Lawmakers on Monday mulled that new legislation may not be the best solution to protect health care workers.

A Senate panel tasked with addressing the pervasive problem of violent outbursts by patients against medical staff reviewed committee recommendations compiled after hearing testimony from hospital executives and their staff on the issue.

Across Georgia, hospitals have been raising the alarm on a startling increase in violent attacks by patients against their staff.

While both verbal and physical abuse has long plagued the medical profession, hospital leadership attribute record levels of incidents to the devastation wrought by the COVID-19 pandemic and the strain it has put on hospitals struggling to manage the workload.

The violence has become so ingrained in the daily routine, doctors told lawmakers, that they struggle to get staff to even report them.
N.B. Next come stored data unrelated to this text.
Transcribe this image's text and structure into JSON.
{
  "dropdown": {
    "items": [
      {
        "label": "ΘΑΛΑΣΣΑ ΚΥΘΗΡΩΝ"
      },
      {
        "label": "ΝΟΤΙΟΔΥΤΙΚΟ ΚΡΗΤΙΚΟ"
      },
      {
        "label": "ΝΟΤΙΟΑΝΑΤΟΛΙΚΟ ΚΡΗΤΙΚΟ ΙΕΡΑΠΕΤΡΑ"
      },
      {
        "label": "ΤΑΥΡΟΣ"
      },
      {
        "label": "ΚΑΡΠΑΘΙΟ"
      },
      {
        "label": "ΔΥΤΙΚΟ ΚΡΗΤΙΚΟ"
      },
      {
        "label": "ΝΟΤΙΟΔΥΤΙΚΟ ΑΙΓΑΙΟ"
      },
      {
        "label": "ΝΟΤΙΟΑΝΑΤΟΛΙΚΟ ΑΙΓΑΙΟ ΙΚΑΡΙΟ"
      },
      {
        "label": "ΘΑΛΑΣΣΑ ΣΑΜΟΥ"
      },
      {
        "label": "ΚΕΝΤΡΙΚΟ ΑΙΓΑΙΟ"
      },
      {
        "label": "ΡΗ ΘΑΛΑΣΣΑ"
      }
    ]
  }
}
We know that violence against health care workers is not a new problem,” said Sen. Kay Kirkpatrick, R-Marietta, chair of the committee. “But we know that the problem has gotten worse and that COVID has aggravated the entire situation.”

While lawmakers and medical professionals on the panel all agreed health care workers should receive special training to better handle the situations, some said changes to criminal penalties or mandatory reporting requirements may create more harm.
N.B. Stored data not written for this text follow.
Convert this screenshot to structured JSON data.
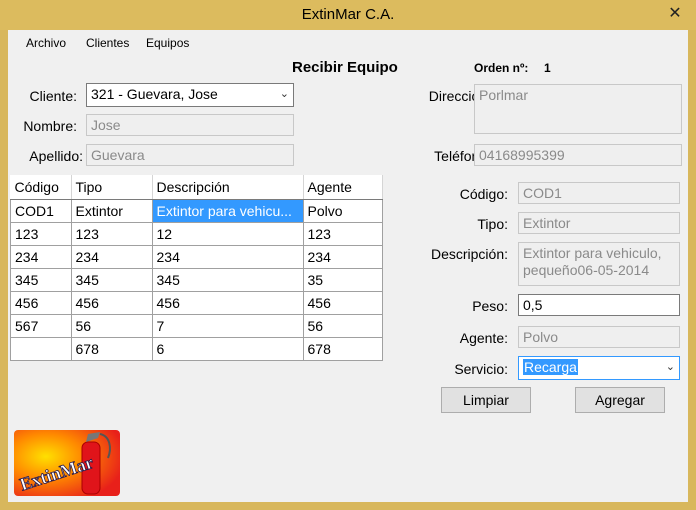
{
  "window": {
    "title": "ExtinMar C.A.",
    "close_glyph": "✕"
  },
  "menu": [
    "Archivo",
    "Clientes",
    "Equipos"
  ],
  "form": {
    "heading": "Recibir Equipo",
    "order_label": "Orden nº:",
    "order_value": "1",
    "cliente_label": "Cliente:",
    "cliente_value": "321 - Guevara, Jose",
    "nombre_label": "Nombre:",
    "nombre_value": "Jose",
    "apellido_label": "Apellido:",
    "apellido_value": "Guevara",
    "direccion_label": "Dirección:",
    "direccion_value": "Porlmar",
    "telefono_label": "Teléfono:",
    "telefono_value": "04168995399"
  },
  "table": {
    "columns": [
      "Código",
      "Tipo",
      "Descripción",
      "Agente"
    ],
    "rows": [
      [
        "COD1",
        "Extintor",
        "Extintor para vehicu...",
        "Polvo"
      ],
      [
        "123",
        "123",
        "12",
        "123"
      ],
      [
        "234",
        "234",
        "234",
        "234"
      ],
      [
        "345",
        "345",
        "345",
        "35"
      ],
      [
        "456",
        "456",
        "456",
        "456"
      ],
      [
        "567",
        "56",
        "7",
        "56"
      ],
      [
        "",
        "678",
        "6",
        "678"
      ]
    ]
  },
  "detail": {
    "codigo_label": "Código:",
    "codigo_value": "COD1",
    "tipo_label": "Tipo:",
    "tipo_value": "Extintor",
    "descripcion_label": "Descripción:",
    "descripcion_line1": "Extintor para vehiculo,",
    "descripcion_line2": "pequeño06-05-2014",
    "peso_label": "Peso:",
    "peso_value": "0,5",
    "agente_label": "Agente:",
    "agente_value": "Polvo",
    "servicio_label": "Servicio:",
    "servicio_value": "Recarga"
  },
  "buttons": {
    "limpiar": "Limpiar",
    "agregar": "Agregar"
  },
  "logo": {
    "text": "ExtinMar",
    "icon": "fire-extinguisher-icon"
  },
  "colors": {
    "frame": "#d8b75c",
    "selection": "#3399ff",
    "logo_red": "#e8201a",
    "logo_yellow": "#f7d000"
  }
}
It's easy to write bills, but sometimes we are trying to fix something and we end up making it worse,” Kirkpatrick said. “I'm getting the sense from everybody that's here that we just might not be the way to address the problem.
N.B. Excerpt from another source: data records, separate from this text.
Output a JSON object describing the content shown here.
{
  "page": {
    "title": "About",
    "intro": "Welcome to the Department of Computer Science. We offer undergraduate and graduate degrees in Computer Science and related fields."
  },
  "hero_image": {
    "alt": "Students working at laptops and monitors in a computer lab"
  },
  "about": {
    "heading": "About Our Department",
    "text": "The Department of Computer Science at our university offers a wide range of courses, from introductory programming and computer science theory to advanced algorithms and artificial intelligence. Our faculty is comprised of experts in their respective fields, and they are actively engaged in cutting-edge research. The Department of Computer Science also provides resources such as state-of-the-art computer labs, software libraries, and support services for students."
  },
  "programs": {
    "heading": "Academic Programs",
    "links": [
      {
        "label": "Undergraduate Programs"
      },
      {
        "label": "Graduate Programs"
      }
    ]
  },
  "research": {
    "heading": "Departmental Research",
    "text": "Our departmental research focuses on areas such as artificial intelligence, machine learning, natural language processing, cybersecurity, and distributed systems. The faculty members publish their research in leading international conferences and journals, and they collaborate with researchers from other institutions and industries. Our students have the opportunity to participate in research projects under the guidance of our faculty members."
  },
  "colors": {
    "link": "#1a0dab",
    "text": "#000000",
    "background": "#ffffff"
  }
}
This isn’t the first time lawmakers have tried to curb violence against the state’s medical first responders. In 2016, the General Assembly voted to enhance penalties for assaulting emergency nurses. 

Health care workers on the panel Monday did not believe enhancing penalties for aggravated battery and aggravated assault against health care workers would solve the problem — given that many of the patients committing the acts don’t weigh the consequences of their actions.

But Deb Bailey, executive director of government affairs for Northeast Georgia Health System, pointed to the inconsistencies of criminal penalties from department to department. 

While it’s a felony to assault an emergency nurse, for other departments in the hospital it is only a misdemeanor.

I do think it requires conversation,” she said. “Because it is not logical to our nurses or to any of our clinical staff that are being assaulted, that once we move that same patient up to the second floor, that the penalties are different.”

Hospitals previously testified to lawmakers that the issue of violence against their staff is severely underreported because it is accepted as “just part of the job.” The committee weighed a requirement for mandatory reporting, but determined that may also cause new problems.

Johns Creek Democrat Sen. Michelle Au, also in the medical field, warned of potential negative impacts.

The unintended consequence being that it discourages health care workers from engaging in high-risk patients,” she said. “Meaning patients with mental illness, that it actually dissuades people from providing the type of care that these patients might need because of this risk of maybe needing to mandatory report.”

After likely ruling out changes to Georgia’s code, the panel agreed health care workers need the proper tools to help mitigate violent attacks and should receive regular de-escalation training similar what to law enforcement officers and other first responders receive.

“From my standpoint, training is a key part of what we need to be figuring out,” Kirkpatrick said. “And that might require some additional resources, but it probably doesn't require legislation to make that happen.”